Until last week, Cheng was under house arrest in his village of Dongshigu. Locals tell of around the clock guards, security cameras and a concrete wall enclosing the home. He had spent time in prison, and he and family members reported they were beaten by police. He had been under house arrest since September 2010 when he finished a four year prison sentence.
Then he escaped.
The details are sketchy and Cheng is not offering facts. Apparently he left his compound and fled on foot. He fell “at least 200 times.” He was then picked up by supporters and driven to Beijing. Those who have admitted to helping Cheng have been arrested or are in hiding. He is purported to be in the US Embassy yet there has been neither confirmation or denial of this from American officials.
Now there’s a dilemma.
On Thursday Clinton is due in Beijing for high-level talks. Clearly the sheltering of a high-profile activist will be an impediment to open dialogue. Yet given the sensitivity of Cheng’s work it’s unwise for the US to eject him from the Embassy. The “right to life” movement is politically influential in the US. Should Obama’s Administration eject an anti-abortion activist from the US Embassy in an election year the tale of Cheng will become political fodder.

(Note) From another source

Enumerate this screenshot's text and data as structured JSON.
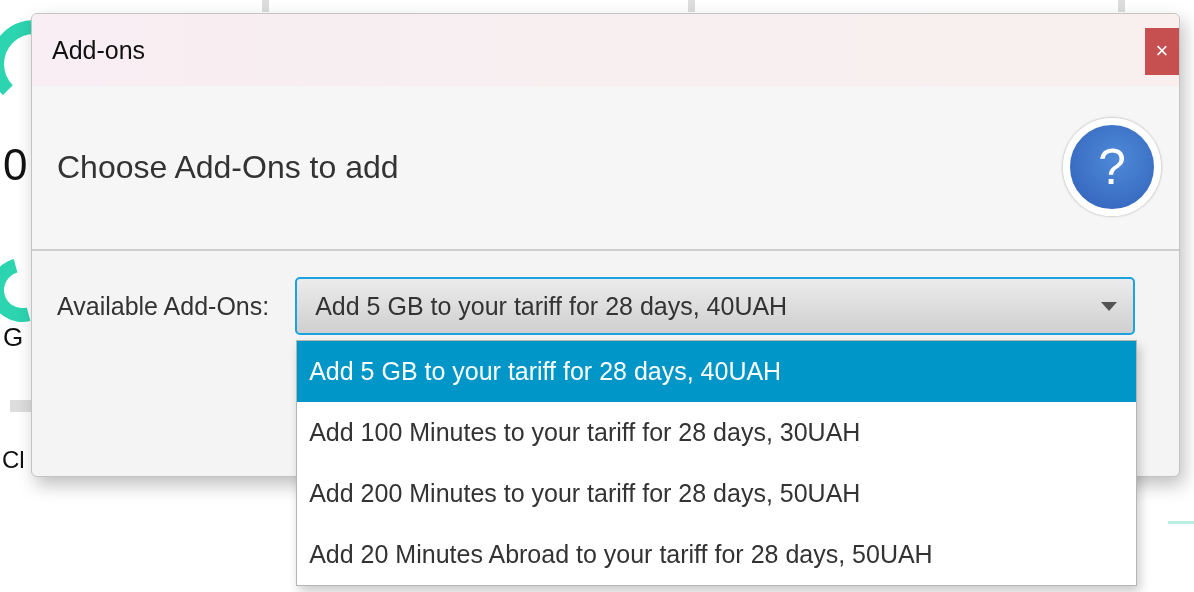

According to a video released by Cheng at the weekend he seeks to stay in China. He asks for an end to beatings and a return to normalcy for himself and his family.

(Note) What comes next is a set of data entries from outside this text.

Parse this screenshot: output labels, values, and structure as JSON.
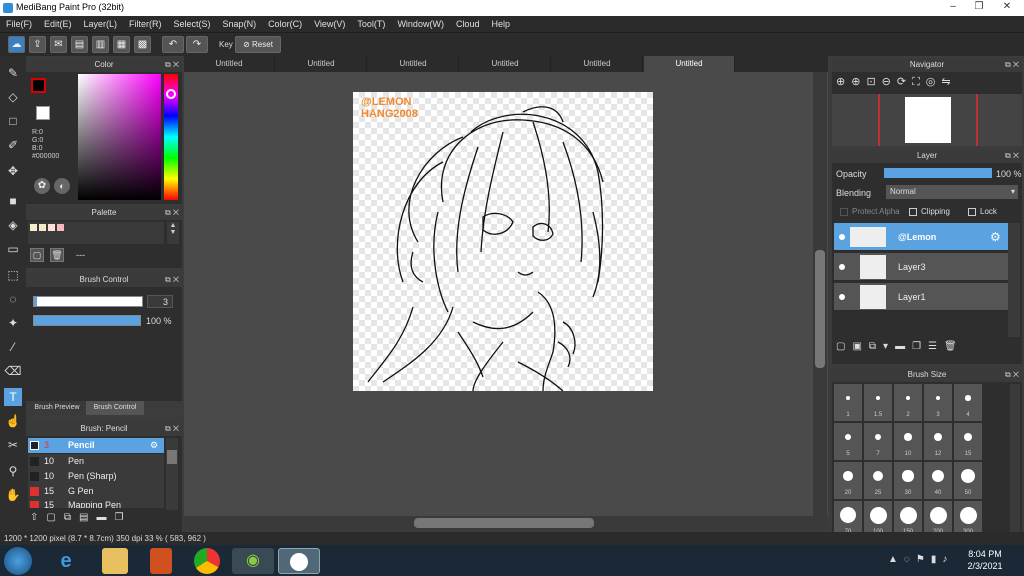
{
  "window": {
    "title": "MediBang Paint Pro (32bit)"
  },
  "menu": [
    "File(F)",
    "Edit(E)",
    "Layer(L)",
    "Filter(R)",
    "Select(S)",
    "Snap(N)",
    "Color(C)",
    "View(V)",
    "Tool(T)",
    "Window(W)",
    "Cloud",
    "Help"
  ],
  "toolbar": {
    "key_label": "Key",
    "reset_label": "Reset"
  },
  "tabs": [
    "Untitled",
    "Untitled",
    "Untitled",
    "Untitled",
    "Untitled",
    "Untitled"
  ],
  "color_panel": {
    "title": "Color",
    "r": "R:0",
    "g": "G:0",
    "b": "B:0",
    "hex": "#000000"
  },
  "palette_panel": {
    "title": "Palette",
    "dash": "---"
  },
  "brush_control": {
    "title": "Brush Control",
    "size": "3",
    "opacity": "100 %",
    "size_fill": 0.97,
    "opacity_fill": 1.0
  },
  "brush_tabs": {
    "preview": "Brush Preview",
    "control": "Brush Control"
  },
  "brush_panel": {
    "title": "Brush: Pencil",
    "items": [
      {
        "size": "3",
        "name": "Pencil",
        "color": "#222222"
      },
      {
        "size": "10",
        "name": "Pen",
        "color": "#222222"
      },
      {
        "size": "10",
        "name": "Pen (Sharp)",
        "color": "#222222"
      },
      {
        "size": "15",
        "name": "G Pen",
        "color": "#e03030"
      },
      {
        "size": "15",
        "name": "Mapping Pen",
        "color": "#e03030"
      }
    ]
  },
  "watermark": {
    "line1": "@LEMON",
    "line2": "HANG2008"
  },
  "navigator": {
    "title": "Navigator"
  },
  "layer_panel": {
    "title": "Layer",
    "opacity_label": "Opacity",
    "opacity_value": "100 %",
    "blending_label": "Blending",
    "blending_value": "Normal",
    "protect_alpha": "Protect Alpha",
    "clipping": "Clipping",
    "lock": "Lock",
    "layers": [
      "@Lemon",
      "Layer3",
      "Layer1"
    ]
  },
  "brush_size": {
    "title": "Brush Size",
    "sizes": [
      "1",
      "1.5",
      "2",
      "3",
      "4",
      "5",
      "7",
      "10",
      "12",
      "15",
      "20",
      "25",
      "30",
      "40",
      "50",
      "70",
      "100",
      "150",
      "200",
      "300"
    ]
  },
  "status": {
    "text": "1200 * 1200 pixel   (8.7 * 8.7cm)   350 dpi   33 %   ( 583, 962 )"
  },
  "taskbar": {
    "time": "8:04 PM",
    "date": "2/3/2021"
  },
  "colors": {
    "accent": "#5ba3e0",
    "fg_color": "#000000",
    "watermark": "#f08a30"
  }
}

In February this year Chongqing police chief Wang Lijun also sought refuge in a US representative office in China – that time the USA Consulate of Chongqing. “The Wang Lijun Incident” ended after 24 hours when Wang left the Consulate – and was promptly arrested by local authorities. He faces death penalty charges. His near-defection led to the unravelling of Bo Xilai’s career and the single biggest scandal to rock China’s political system since 2006. (Read my earlier post on these incidents.)
That was then. This is now. Wang was a possibly crooked cop trying to escape an even crookeder politician. Cheng is a blind lawyer who supported women forced into abortions and sterilisations. Politically it is easy to step away from a corrupt public official. It’s a lot harder to abandon a birth rights activist.
On Thursday Hillary touches down. She had hoped to dive straight into talks on trade, politics, strategy. Instead she has an uninvited house guest to deal with. How this is resolved will play a big role in near term relations between the United States and China.
Watch this space. Or if you’re blind like Cheng Guangcheng, listen closely. Things are going to get interesting.